For starters raise a microphone to the voices of color in the ELCA that have so often been marginalized and to allow us to boldly lament for what we have been through. I specifically use the term “lament” here. As I have suggested elsewhere, when people of color talk about their pains and sufferings never treat it as a discussion. Rather, understand it as lamentation – a moment when we are crying out for justice and healing before both God and humanity so that we may be raised up to new life from the burden of our trials. Seeing our testimonies as lament, will also help ensure that we are not shut up – for someone engaged in a discussion can be debated, queried, or even silenced, but you can do no such thing to someone who is lamenting.
Being silenced is often the most common injury we face when we speak openly of our racial harassment Understanding our testimonies as lamentations makes it hard – indeed impossible – to see interrupting or interrogating our testimony as anything other than what it truly is: un-Christian. Consequently, understanding our testimonies as lamentations can then aid sympathetic white leaders and parishioners in the ELCA to acknowledge us and give us the space to vent and grieve, space that we are almost always denied and so desperately need.
And now, as for how the church can ensure our lament makes a difference:
- Have Church-Wide leadership initiate a survey of people of color and racial harassment, asking them if they’ve ever made an official grievance due to racism – then asking what happened if they had, and why they chose to stay silent if they hadn’t. Record the data and report back. It could even be announced in another webcast on the ELCA’s home page.
- For that matter, have a “Conversation on Race” that focuses specifically on the racism that people of color have dealt with in our church, and use the conversation to expose to the realities that we people of color face every day to the 96% white majority of the ELCA.
- Deeper yet, as we did a massive study on sexuality, do a similar study on race relations within the ELCA. It is wonderful that the leadership on Higgins road has condemned the world’s racism so boldly and unambiguously. Now we need to turn the lens inward and clean up our own house.
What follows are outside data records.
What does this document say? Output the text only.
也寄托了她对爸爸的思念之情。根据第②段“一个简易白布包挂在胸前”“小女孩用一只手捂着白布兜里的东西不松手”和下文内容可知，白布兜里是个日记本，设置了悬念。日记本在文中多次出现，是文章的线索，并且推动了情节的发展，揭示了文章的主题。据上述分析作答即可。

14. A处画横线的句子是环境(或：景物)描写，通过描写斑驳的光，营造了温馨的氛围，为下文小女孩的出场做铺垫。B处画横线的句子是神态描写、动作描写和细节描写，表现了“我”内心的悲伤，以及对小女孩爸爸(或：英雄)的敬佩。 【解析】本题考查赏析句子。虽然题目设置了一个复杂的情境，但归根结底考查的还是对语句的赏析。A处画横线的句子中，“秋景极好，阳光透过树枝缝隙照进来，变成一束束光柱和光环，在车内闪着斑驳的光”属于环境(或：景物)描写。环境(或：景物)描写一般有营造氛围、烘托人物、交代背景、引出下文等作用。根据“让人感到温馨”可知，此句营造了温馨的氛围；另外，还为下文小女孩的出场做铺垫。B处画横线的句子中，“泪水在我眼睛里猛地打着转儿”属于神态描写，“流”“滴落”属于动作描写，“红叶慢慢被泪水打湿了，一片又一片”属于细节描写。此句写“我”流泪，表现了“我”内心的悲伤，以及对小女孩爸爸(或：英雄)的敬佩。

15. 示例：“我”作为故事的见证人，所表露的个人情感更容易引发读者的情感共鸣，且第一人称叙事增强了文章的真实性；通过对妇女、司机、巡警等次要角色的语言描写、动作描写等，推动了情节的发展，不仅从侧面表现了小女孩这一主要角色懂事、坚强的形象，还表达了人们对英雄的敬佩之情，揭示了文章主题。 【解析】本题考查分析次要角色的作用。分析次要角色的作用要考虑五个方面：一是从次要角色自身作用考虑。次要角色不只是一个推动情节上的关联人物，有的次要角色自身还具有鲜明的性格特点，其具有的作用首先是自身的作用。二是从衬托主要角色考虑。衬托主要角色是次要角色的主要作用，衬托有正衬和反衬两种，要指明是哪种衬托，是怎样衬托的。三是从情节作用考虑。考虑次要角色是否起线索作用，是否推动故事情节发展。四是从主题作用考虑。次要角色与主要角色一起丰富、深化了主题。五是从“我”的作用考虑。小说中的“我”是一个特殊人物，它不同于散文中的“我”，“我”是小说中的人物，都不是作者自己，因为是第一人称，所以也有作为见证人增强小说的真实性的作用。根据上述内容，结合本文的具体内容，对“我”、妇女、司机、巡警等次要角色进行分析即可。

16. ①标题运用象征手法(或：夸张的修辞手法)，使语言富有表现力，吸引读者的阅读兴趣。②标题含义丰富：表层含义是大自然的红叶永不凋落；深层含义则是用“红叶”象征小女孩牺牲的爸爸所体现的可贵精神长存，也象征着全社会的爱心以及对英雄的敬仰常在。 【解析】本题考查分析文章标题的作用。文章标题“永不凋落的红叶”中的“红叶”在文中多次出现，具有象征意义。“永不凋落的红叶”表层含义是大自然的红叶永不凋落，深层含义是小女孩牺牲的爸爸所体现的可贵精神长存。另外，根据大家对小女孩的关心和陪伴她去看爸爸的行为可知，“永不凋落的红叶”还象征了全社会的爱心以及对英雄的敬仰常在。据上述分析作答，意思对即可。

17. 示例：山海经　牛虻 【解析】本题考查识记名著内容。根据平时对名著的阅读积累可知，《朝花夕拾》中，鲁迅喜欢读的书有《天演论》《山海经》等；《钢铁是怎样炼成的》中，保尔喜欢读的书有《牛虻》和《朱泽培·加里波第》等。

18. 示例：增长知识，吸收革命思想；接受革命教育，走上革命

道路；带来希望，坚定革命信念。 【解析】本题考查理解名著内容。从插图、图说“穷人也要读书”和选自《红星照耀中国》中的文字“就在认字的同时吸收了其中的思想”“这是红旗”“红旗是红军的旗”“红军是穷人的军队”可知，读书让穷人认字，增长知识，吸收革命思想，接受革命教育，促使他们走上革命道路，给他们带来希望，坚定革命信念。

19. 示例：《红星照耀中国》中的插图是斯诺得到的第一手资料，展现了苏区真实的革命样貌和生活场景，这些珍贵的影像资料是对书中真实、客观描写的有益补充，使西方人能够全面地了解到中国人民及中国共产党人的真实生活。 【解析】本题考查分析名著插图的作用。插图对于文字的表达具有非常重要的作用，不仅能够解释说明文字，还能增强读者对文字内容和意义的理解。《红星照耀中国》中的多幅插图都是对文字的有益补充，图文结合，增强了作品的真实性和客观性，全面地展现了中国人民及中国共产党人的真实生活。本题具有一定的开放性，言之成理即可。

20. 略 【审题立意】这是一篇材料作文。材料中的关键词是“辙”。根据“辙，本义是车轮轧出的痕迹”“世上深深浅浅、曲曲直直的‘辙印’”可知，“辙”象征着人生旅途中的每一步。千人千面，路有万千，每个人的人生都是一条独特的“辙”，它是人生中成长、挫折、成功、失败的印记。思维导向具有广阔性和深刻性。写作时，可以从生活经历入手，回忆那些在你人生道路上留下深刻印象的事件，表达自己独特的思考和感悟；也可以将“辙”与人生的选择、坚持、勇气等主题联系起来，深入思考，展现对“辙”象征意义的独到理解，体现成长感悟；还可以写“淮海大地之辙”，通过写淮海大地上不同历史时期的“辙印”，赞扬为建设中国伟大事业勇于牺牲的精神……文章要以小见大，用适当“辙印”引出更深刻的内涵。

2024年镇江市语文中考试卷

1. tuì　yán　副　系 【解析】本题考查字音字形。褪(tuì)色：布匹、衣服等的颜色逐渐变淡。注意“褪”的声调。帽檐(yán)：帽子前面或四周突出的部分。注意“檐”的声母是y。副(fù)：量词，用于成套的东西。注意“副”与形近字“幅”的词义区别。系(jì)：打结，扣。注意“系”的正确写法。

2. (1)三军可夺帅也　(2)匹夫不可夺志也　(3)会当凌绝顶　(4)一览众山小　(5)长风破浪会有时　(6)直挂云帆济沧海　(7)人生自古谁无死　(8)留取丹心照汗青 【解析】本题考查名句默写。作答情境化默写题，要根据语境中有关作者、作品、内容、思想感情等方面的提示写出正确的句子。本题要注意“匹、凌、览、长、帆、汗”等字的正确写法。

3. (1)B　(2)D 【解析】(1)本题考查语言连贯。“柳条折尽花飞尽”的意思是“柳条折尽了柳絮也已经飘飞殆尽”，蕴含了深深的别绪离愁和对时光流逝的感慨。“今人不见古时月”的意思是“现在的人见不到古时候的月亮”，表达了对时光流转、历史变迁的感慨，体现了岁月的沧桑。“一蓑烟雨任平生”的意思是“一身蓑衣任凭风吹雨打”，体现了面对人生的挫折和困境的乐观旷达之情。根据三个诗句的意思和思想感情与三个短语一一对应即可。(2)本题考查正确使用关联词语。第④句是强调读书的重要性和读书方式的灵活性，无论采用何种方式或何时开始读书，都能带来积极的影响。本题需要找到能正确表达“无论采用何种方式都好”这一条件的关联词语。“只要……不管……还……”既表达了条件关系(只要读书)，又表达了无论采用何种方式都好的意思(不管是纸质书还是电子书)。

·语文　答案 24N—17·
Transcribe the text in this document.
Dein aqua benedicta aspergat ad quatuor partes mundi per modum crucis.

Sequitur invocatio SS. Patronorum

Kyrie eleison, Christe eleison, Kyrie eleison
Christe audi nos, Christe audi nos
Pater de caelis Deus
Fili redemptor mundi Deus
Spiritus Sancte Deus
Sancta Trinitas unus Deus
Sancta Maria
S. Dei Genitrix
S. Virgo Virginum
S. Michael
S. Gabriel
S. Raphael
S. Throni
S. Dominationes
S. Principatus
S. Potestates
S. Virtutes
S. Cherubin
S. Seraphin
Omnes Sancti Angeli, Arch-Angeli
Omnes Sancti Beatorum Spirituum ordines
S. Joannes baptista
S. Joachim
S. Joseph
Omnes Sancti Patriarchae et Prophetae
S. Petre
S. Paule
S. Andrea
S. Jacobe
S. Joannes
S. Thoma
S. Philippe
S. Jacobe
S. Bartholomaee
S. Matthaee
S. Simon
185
Having these hard conversations in every synod and every parish brave enough to do so would go a long way in acknowledging the trials of Black and Brown church leaders and give them just that much more acknowledgment and power as they continue in their ministries. And as for parishes and synods that don’t want to ask these questions, ask them why.
There is much to be happy about, even in addition to the good news I mentioned in the beginning of this article. In direct response to last summer’s Pew Study the February issue of The Lutheran is going to have a feature on multicultural congregations in the ELCA. Following-up their “Confronting Racism” conversation in the summer on Thursday, January 14, 2016, Bishop Eaton and ELCA Church Council member William B. Horne II had another such chat “Confronting Racism: A Holy Yearning” focusing on racism and the US criminal justice system. I can personally speak some good things about our synod here in Chicago as well – as all of the African-American graduates of the M.Div program at LSTC in recent years now are following calls in this synod. There is cause for rejoicing.
And just because many people of color in our church have had and are having a hard time, we are not going anywhere. Yes, there are trials. Yes, we get worn down. But never ever forget – we love our work. We accept and embrace the challenges because we know that if we remain silent in “such a time as this” (Esther 4:14) when so many in our communities are perishing then we would be in total denial of our call and betraying the love and power that the Gospel has given us. We cannot do that. The question then is, my beloved white brothers and sisters, will you answer our call – our lament – too? Will you come with us, weep with us, at the foot of the cross? Will you come and be with us at the feet of our Lord?